Originally published in the January 2015 Journal of Commerce on-line
Last week, Women in International Trade in Orange County presented a half day program that featured speakers from Customs and Border Protection, the Food & Drug Administration, Consumer Products Safety Commission and U.S. Dept. of Agriculture. The luncheon speakers were two Assistant United States Attorneys. To anyone who has been paying attention to the actions of various government agencies, the message each speaker gave was not surprising. The two prongs of that message were know the rules and play by them. In other words, being compliant gets you a large measure of where you need to end up in order for your costs to be consistent and predictable.
Perhaps this point was driven home most of all by the two Justice attorneys. Both spoke about evaluating a potential target in part by the sense of whether or not that party is cooperating. Now, any lawyer worth his or her salt will tell you there are many shades of cooperation. The key is when and how you go about doing so.
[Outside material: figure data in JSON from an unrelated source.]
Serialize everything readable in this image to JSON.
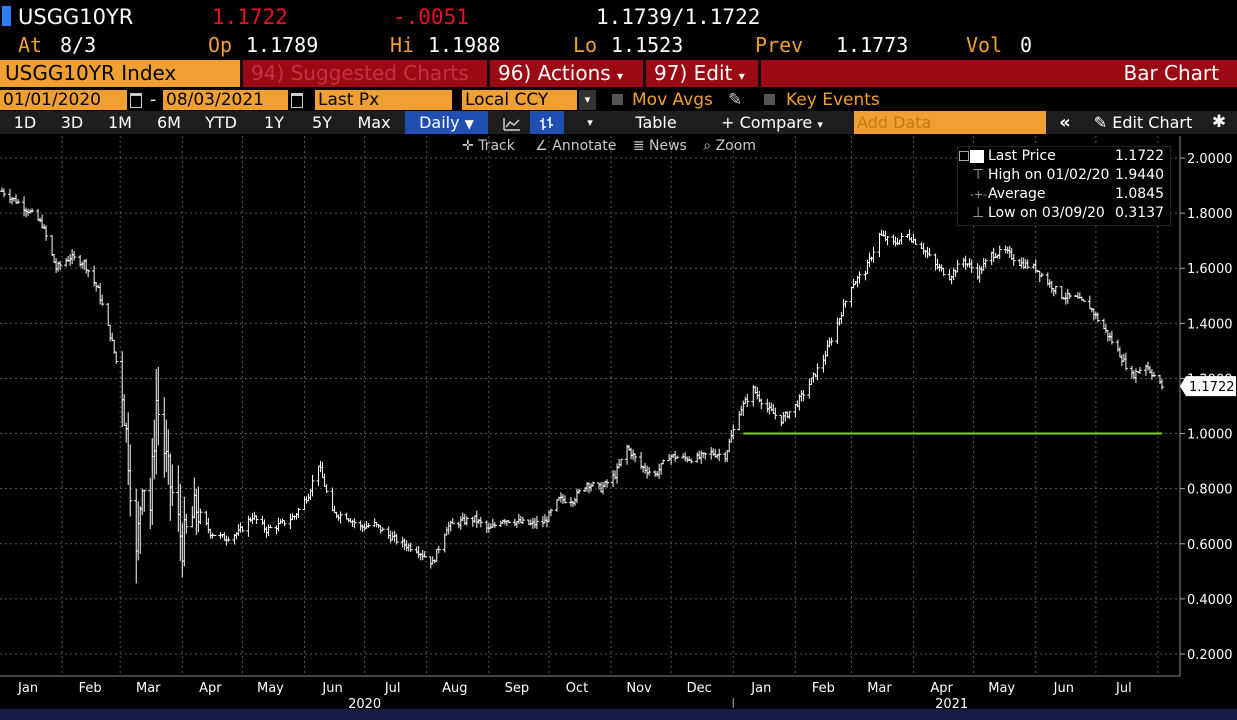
{
  "quote": {
    "ticker": "USGG10YR",
    "last": "1.1722",
    "change": "-.0051",
    "bid_ask": "1.1739/1.1722",
    "at_label": "At",
    "at_value": "8/3",
    "open_label": "Op",
    "open": "1.1789",
    "high_label": "Hi",
    "high": "1.1988",
    "low_label": "Lo",
    "low": "1.1523",
    "prev_label": "Prev",
    "prev": "1.1773",
    "vol_label": "Vol",
    "vol": "0"
  },
  "title_bar": {
    "security": "USGG10YR Index",
    "suggested": "94) Suggested Charts",
    "actions": "96) Actions",
    "edit": "97) Edit",
    "chart_type": "Bar Chart"
  },
  "range_bar": {
    "start_date": "01/01/2020",
    "dash": "-",
    "end_date": "08/03/2021",
    "field": "Last Px",
    "currency": "Local CCY",
    "mov_avgs": "Mov Avgs",
    "key_events": "Key Events"
  },
  "toolbar": {
    "periods": [
      "1D",
      "3D",
      "1M",
      "6M",
      "YTD",
      "1Y",
      "5Y",
      "Max"
    ],
    "frequency": "Daily",
    "table": "Table",
    "compare": "+ Compare",
    "add_data_placeholder": "Add Data",
    "edit_chart": "Edit Chart"
  },
  "tools": {
    "track": "Track",
    "annotate": "Annotate",
    "news": "News",
    "zoom": "Zoom"
  },
  "legend": {
    "last_price_label": "Last Price",
    "last_price": "1.1722",
    "high_label": "High on 01/02/20",
    "high": "1.9440",
    "average_label": "Average",
    "average": "1.0845",
    "low_label": "Low on 03/09/20",
    "low": "0.3137"
  },
  "colors": {
    "orange": "#f0a030",
    "red": "#e8102a",
    "title_bar_red": "#9b0a14",
    "active_blue": "#1f4fb0",
    "reference_line": "#7ed321"
  },
  "chart_data": {
    "type": "bar",
    "series": [
      {
        "name": "Last Price",
        "x": [
          "2020-01-02",
          "2020-01-08",
          "2020-01-15",
          "2020-01-22",
          "2020-01-29",
          "2020-02-05",
          "2020-02-12",
          "2020-02-19",
          "2020-02-26",
          "2020-03-02",
          "2020-03-05",
          "2020-03-09",
          "2020-03-12",
          "2020-03-16",
          "2020-03-19",
          "2020-03-25",
          "2020-04-01",
          "2020-04-08",
          "2020-04-15",
          "2020-04-22",
          "2020-04-29",
          "2020-05-06",
          "2020-05-13",
          "2020-05-20",
          "2020-05-27",
          "2020-06-03",
          "2020-06-08",
          "2020-06-15",
          "2020-06-22",
          "2020-06-29",
          "2020-07-06",
          "2020-07-13",
          "2020-07-20",
          "2020-07-27",
          "2020-08-04",
          "2020-08-11",
          "2020-08-18",
          "2020-08-25",
          "2020-09-01",
          "2020-09-08",
          "2020-09-15",
          "2020-09-22",
          "2020-09-29",
          "2020-10-06",
          "2020-10-13",
          "2020-10-20",
          "2020-10-27",
          "2020-11-03",
          "2020-11-09",
          "2020-11-16",
          "2020-11-23",
          "2020-11-30",
          "2020-12-07",
          "2020-12-14",
          "2020-12-21",
          "2020-12-28",
          "2021-01-04",
          "2021-01-11",
          "2021-01-18",
          "2021-01-25",
          "2021-02-01",
          "2021-02-08",
          "2021-02-15",
          "2021-02-22",
          "2021-03-01",
          "2021-03-08",
          "2021-03-15",
          "2021-03-22",
          "2021-03-29",
          "2021-04-05",
          "2021-04-12",
          "2021-04-19",
          "2021-04-26",
          "2021-05-03",
          "2021-05-10",
          "2021-05-17",
          "2021-05-24",
          "2021-06-01",
          "2021-06-07",
          "2021-06-14",
          "2021-06-21",
          "2021-06-28",
          "2021-07-06",
          "2021-07-12",
          "2021-07-19",
          "2021-07-26",
          "2021-08-03"
        ],
        "close": [
          1.88,
          1.85,
          1.81,
          1.76,
          1.6,
          1.64,
          1.62,
          1.52,
          1.33,
          1.16,
          0.92,
          0.54,
          0.85,
          0.73,
          1.12,
          0.85,
          0.6,
          0.73,
          0.64,
          0.62,
          0.64,
          0.7,
          0.65,
          0.67,
          0.7,
          0.78,
          0.89,
          0.71,
          0.7,
          0.66,
          0.67,
          0.63,
          0.6,
          0.58,
          0.53,
          0.66,
          0.68,
          0.69,
          0.65,
          0.69,
          0.68,
          0.67,
          0.68,
          0.76,
          0.76,
          0.82,
          0.8,
          0.85,
          0.95,
          0.88,
          0.85,
          0.92,
          0.91,
          0.91,
          0.93,
          0.92,
          1.08,
          1.16,
          1.09,
          1.05,
          1.1,
          1.18,
          1.27,
          1.4,
          1.54,
          1.59,
          1.72,
          1.69,
          1.72,
          1.68,
          1.61,
          1.57,
          1.63,
          1.58,
          1.65,
          1.66,
          1.62,
          1.6,
          1.55,
          1.5,
          1.49,
          1.46,
          1.37,
          1.3,
          1.21,
          1.25,
          1.17
        ]
      }
    ],
    "reference_line": {
      "y": 1.0,
      "from": "2021-01-06",
      "to": "2021-08-03"
    },
    "last_value_label": "1.1722",
    "y_ticks": [
      "2.0000",
      "1.8000",
      "1.6000",
      "1.4000",
      "1.2000",
      "1.0000",
      "0.8000",
      "0.6000",
      "0.4000",
      "0.2000"
    ],
    "x_month_labels": [
      "Jan",
      "Feb",
      "Mar",
      "Apr",
      "May",
      "Jun",
      "Jul",
      "Aug",
      "Sep",
      "Oct",
      "Nov",
      "Dec",
      "Jan",
      "Feb",
      "Mar",
      "Apr",
      "May",
      "Jun",
      "Jul"
    ],
    "year_labels": [
      "2020",
      "2021"
    ],
    "ylim": [
      0.12,
      2.08
    ],
    "grid": true
  }
}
Many times over the years, I have provided tips about how to deal with government agents when they visit your premises. The typical response is to ask for a written request and make sure you are only providing exactly what is requested – unless it is to your benefit to provide limited clarifying information. The two Justice attorneys were from the environmental crimes and national security sections. They were quite forthright in explaining they typically are only interested in going after bad guys. As such, many of the requests they make are designed to provide them with information to go after others than the party to whom the request is made. While that sounds somewhat comforting, it remains a fact, that companies are wise to be careful and precise about what they say and what they provide.
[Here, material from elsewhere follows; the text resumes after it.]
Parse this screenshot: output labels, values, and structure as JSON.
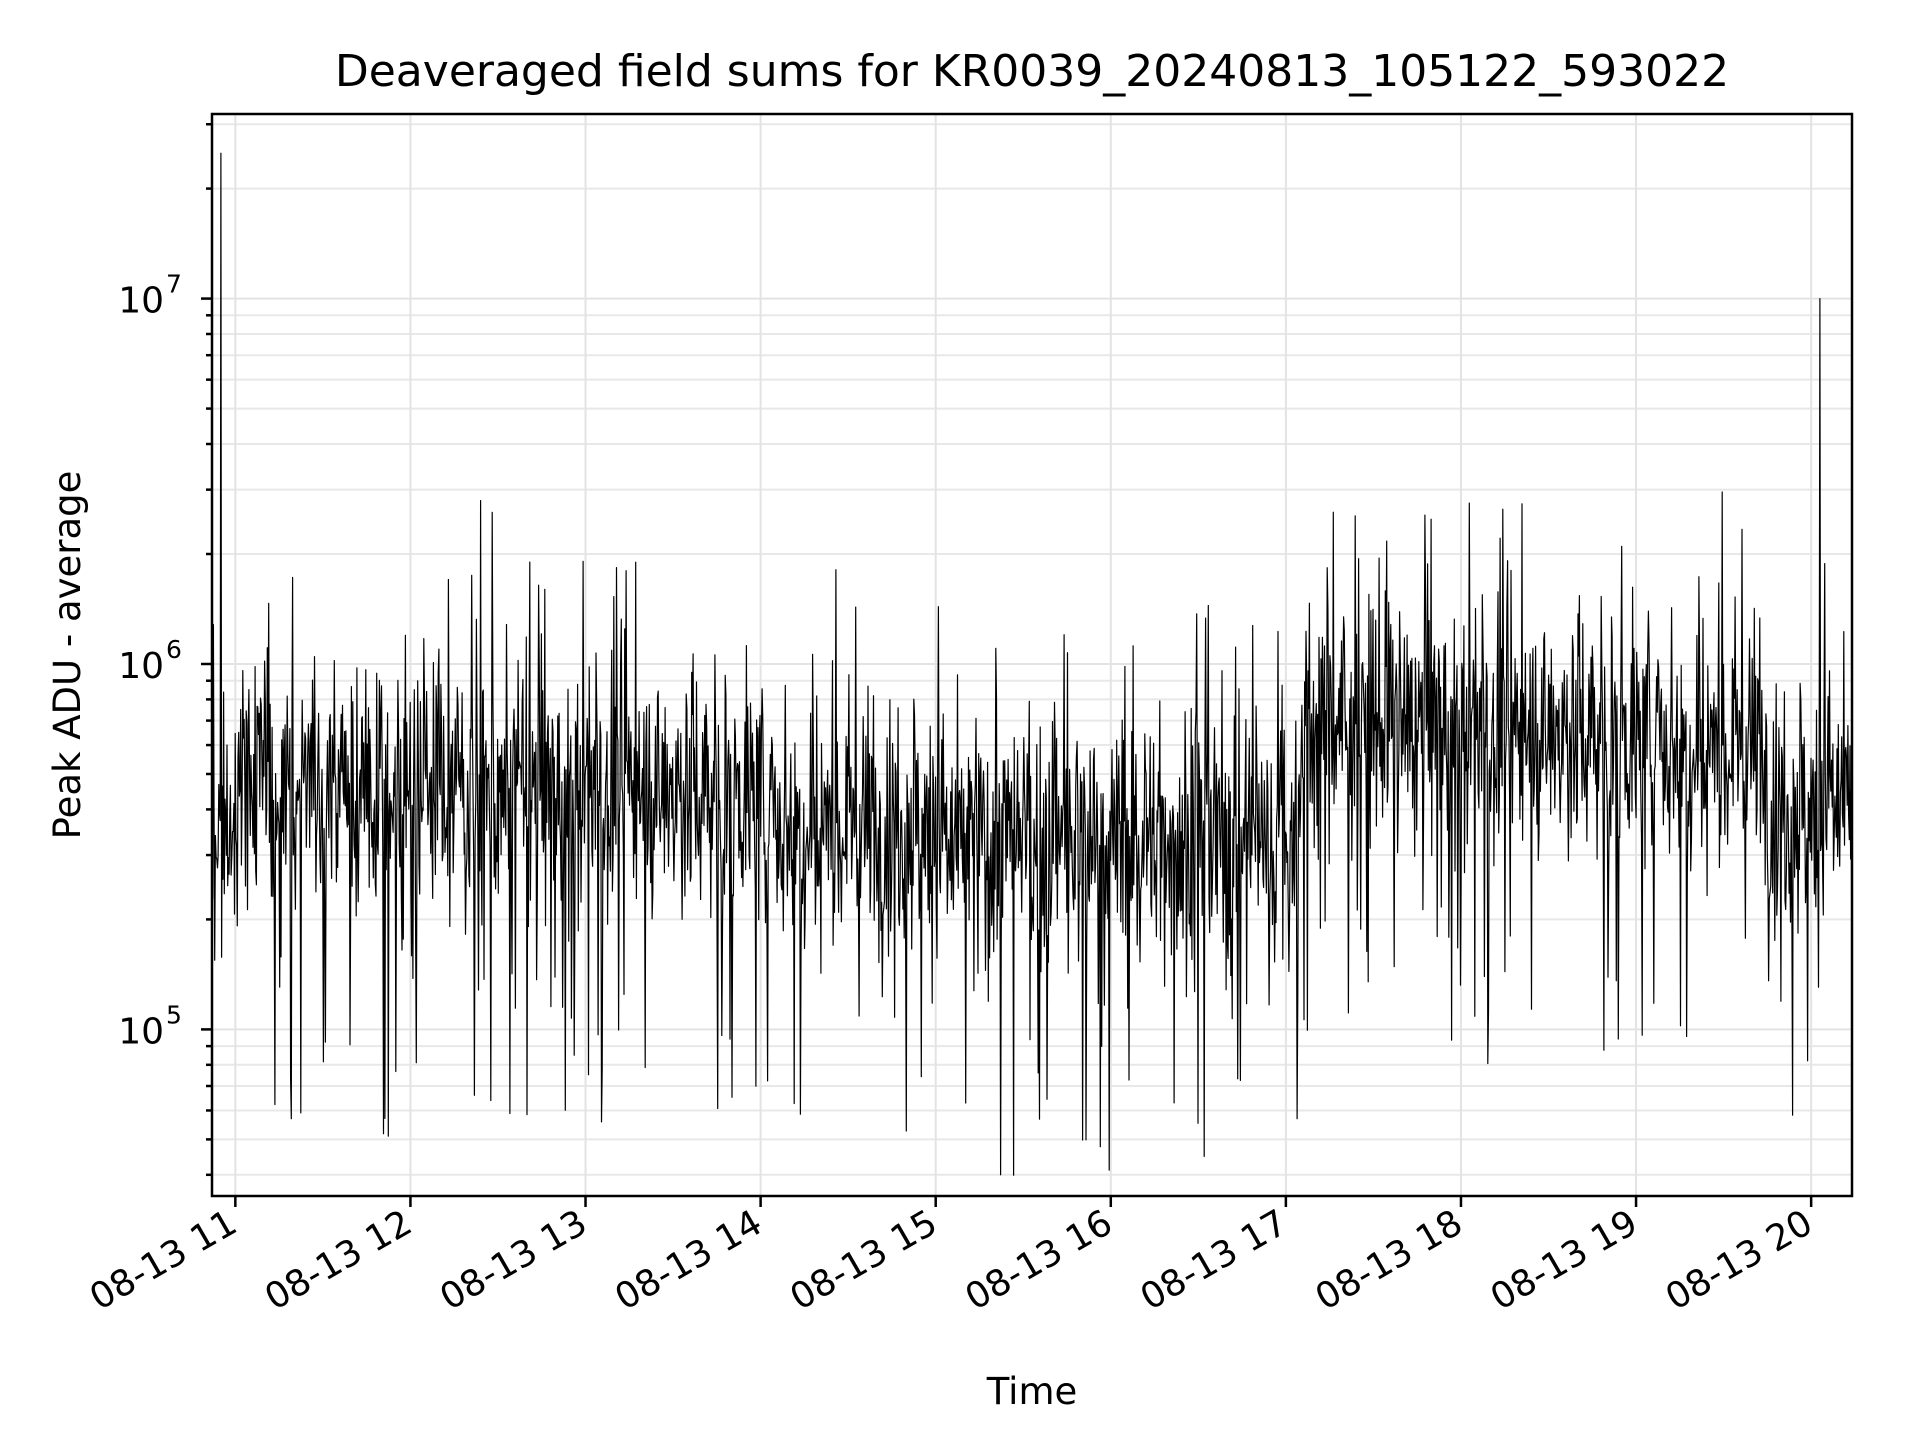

If you sell sensitive, military or dual use items, and your equipment ends up in the hands of terrorists, you can bet the company wants to figure out to whom it sold which items and would prefer to do so before rather than after information is given to Justice. At the same time, Justice needs that information quickly in order to stop the bad guys. How best to balance such strong and competing interests?
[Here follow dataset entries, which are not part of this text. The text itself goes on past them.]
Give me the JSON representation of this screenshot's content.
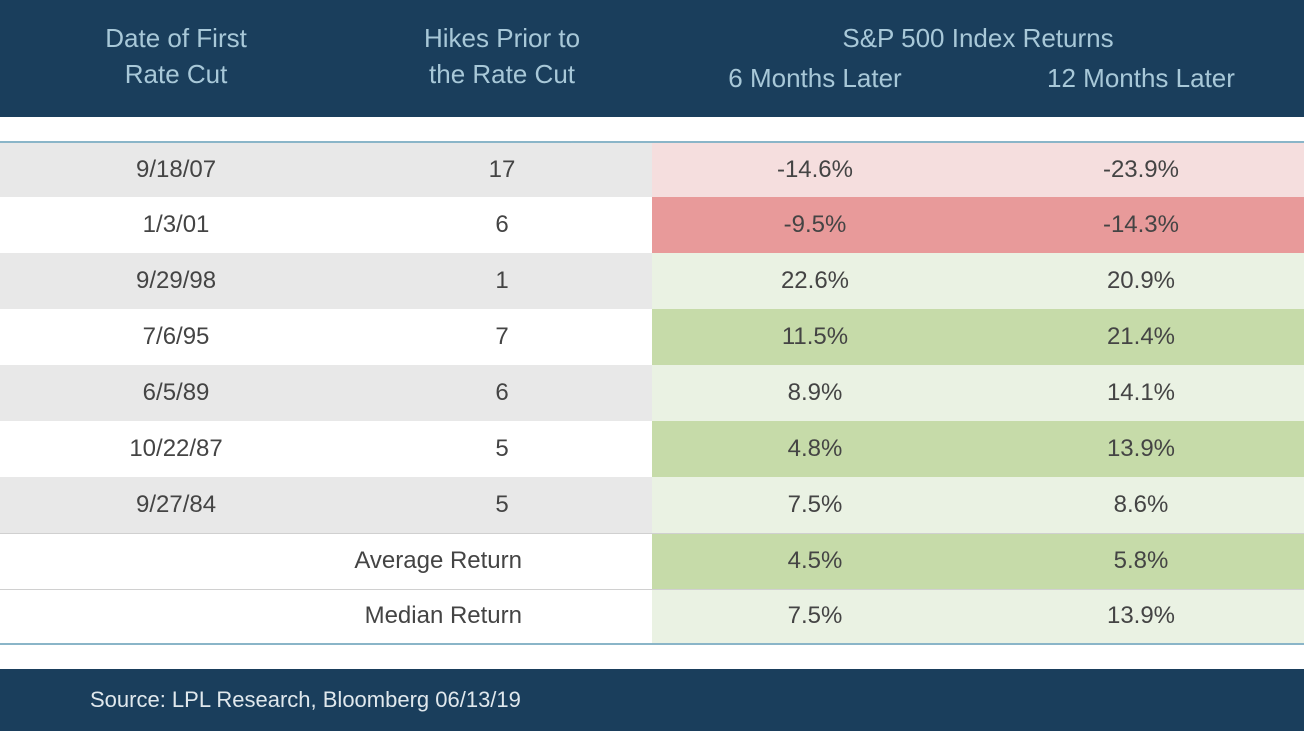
{
  "table": {
    "headers": {
      "date": "Date of First\nRate Cut",
      "hikes": "Hikes Prior to\nthe Rate Cut",
      "returns_group": "S&P 500 Index Returns",
      "six_mo": "6 Months Later",
      "twelve_mo": "12 Months Later"
    },
    "header_bg": "#1a3e5c",
    "header_text_color": "#a8c8d8",
    "header_fontsize": 26,
    "body_fontsize": 24,
    "body_text_color": "#444444",
    "row_bg_alt": "#e8e8e8",
    "row_bg_plain": "#ffffff",
    "return_bg_light_red": "#f5dede",
    "return_bg_red": "#e89a9a",
    "return_bg_light_green": "#eaf2e3",
    "return_bg_green": "#c6dba9",
    "border_color": "#8ab5c8",
    "rows": [
      {
        "date": "9/18/07",
        "hikes": "17",
        "six_mo": "-14.6%",
        "twelve_mo": "-23.9%",
        "alt_bg": true,
        "ret_bg": "light_red"
      },
      {
        "date": "1/3/01",
        "hikes": "6",
        "six_mo": "-9.5%",
        "twelve_mo": "-14.3%",
        "alt_bg": false,
        "ret_bg": "red"
      },
      {
        "date": "9/29/98",
        "hikes": "1",
        "six_mo": "22.6%",
        "twelve_mo": "20.9%",
        "alt_bg": true,
        "ret_bg": "light_green"
      },
      {
        "date": "7/6/95",
        "hikes": "7",
        "six_mo": "11.5%",
        "twelve_mo": "21.4%",
        "alt_bg": false,
        "ret_bg": "green"
      },
      {
        "date": "6/5/89",
        "hikes": "6",
        "six_mo": "8.9%",
        "twelve_mo": "14.1%",
        "alt_bg": true,
        "ret_bg": "light_green"
      },
      {
        "date": "10/22/87",
        "hikes": "5",
        "six_mo": "4.8%",
        "twelve_mo": "13.9%",
        "alt_bg": false,
        "ret_bg": "green"
      },
      {
        "date": "9/27/84",
        "hikes": "5",
        "six_mo": "7.5%",
        "twelve_mo": "8.6%",
        "alt_bg": true,
        "ret_bg": "light_green"
      }
    ],
    "summary": [
      {
        "label": "Average Return",
        "six_mo": "4.5%",
        "twelve_mo": "5.8%",
        "ret_bg": "green"
      },
      {
        "label": "Median Return",
        "six_mo": "7.5%",
        "twelve_mo": "13.9%",
        "ret_bg": "light_green"
      }
    ],
    "source": "Source: LPL Research, Bloomberg 06/13/19"
  }
}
Admittedly protecting endangered species is typically not as time-sensitive for purposes of deciding about a prosecution, companies are faced with the same dilemma. What do share with Justice and when? As an illustration of how not to handle the situation, take a look at what Gibson Guitar did when confronted by claims the wood it was using on some of its guitars was endangered. There is an old adage about don’t flunk the attitude test. Gibson’s CEO got on talk radio and other media and complained his company was being singled out. It must have been more than embarrassing when internal emails were disclosed making clear there were red flags present which appear to have been ignored. If you have any doubt, take a look at the settlement to which Gibson agreed and the extensive/intrusive nature of the mandated compliance program.
Given Gibson’s experience with endangered wood, it does not take a genius to figure out the pressures on a company will be exponentially greater if the issue is national security. This is especially true in the context where the question facing Justice is whether to charge a party, and if the answer is yes, should it be “just” the company or individuals as well? Over the years, many cases for a variety of crimes have been brought against only companies, a number of others against individuals, too, and some only against individuals. While each decision to prosecute turns on the facts and circumstances the case presents, the more knowing the conduct, the more likely an individual will be charged. At the same time, Justice attorneys have acknowledged hearing the complaints of the American public that no individuals were charged as a result of the financial meltdown of 2007/2008/2009. That having been said, a prosecutor often has the option of deciding whether the charge will be a misdemeanor or a felony and perhaps, in the end, that is the most critical for a person.
If a company has cooperated in a manner that does not compromise its rights, and has done so through professional and competent counsel, Justice will typically be far more reasonable to deal with than in circumstances where the company and its attorneys have thwarted Justice’s efforts at every turn. Now, let’s be honest and acknowledge that sometimes vigorous antagonism is the best option, especially in situations where Justice and/or the investigating agents are being too aggressive (and we should all remain mindful there are cases of prosecutorial overreaching), and, in the end, the level of cooperation a company gives is tied, at least in part, to how much Justice and the investigators explain about the nature of their inquiry. Companies also should keep in mind Chapter 8 of the U.S. Sentencing Guidelines which addresses the sentencing of organizations. It states, among other points, “the fine range for any [ ] organization should be based on the seriousness of the offense and the culpability of the organization”. The Introductory Comments go on to say: “[t]he two factors that mitigate the ultimate punishment of an organization are: (i) the existence of an effective compliance and ethics program; and (ii) self-reporting, cooperation, or acceptance of responsibility”. Note, there is no distinction drawn here between publicly traded and privately held companies.
In short, the more knowing the conduct, the more likely individual liability will result. The comments from all the speakers boiled down to know the rules and abide by them, and if you make a mistake, voluntarily disclose it. This is sound advice for all companies, but now is the time to also get real – financial pressures make people do dumb things! So, while cooperation with a government investigation may, in fact, be the best route to follow, management at any company, regardless of its size, cannot simply ignore red flags. Monday morning quarterbacking is simply too easy these days what with all the emails everyone writes!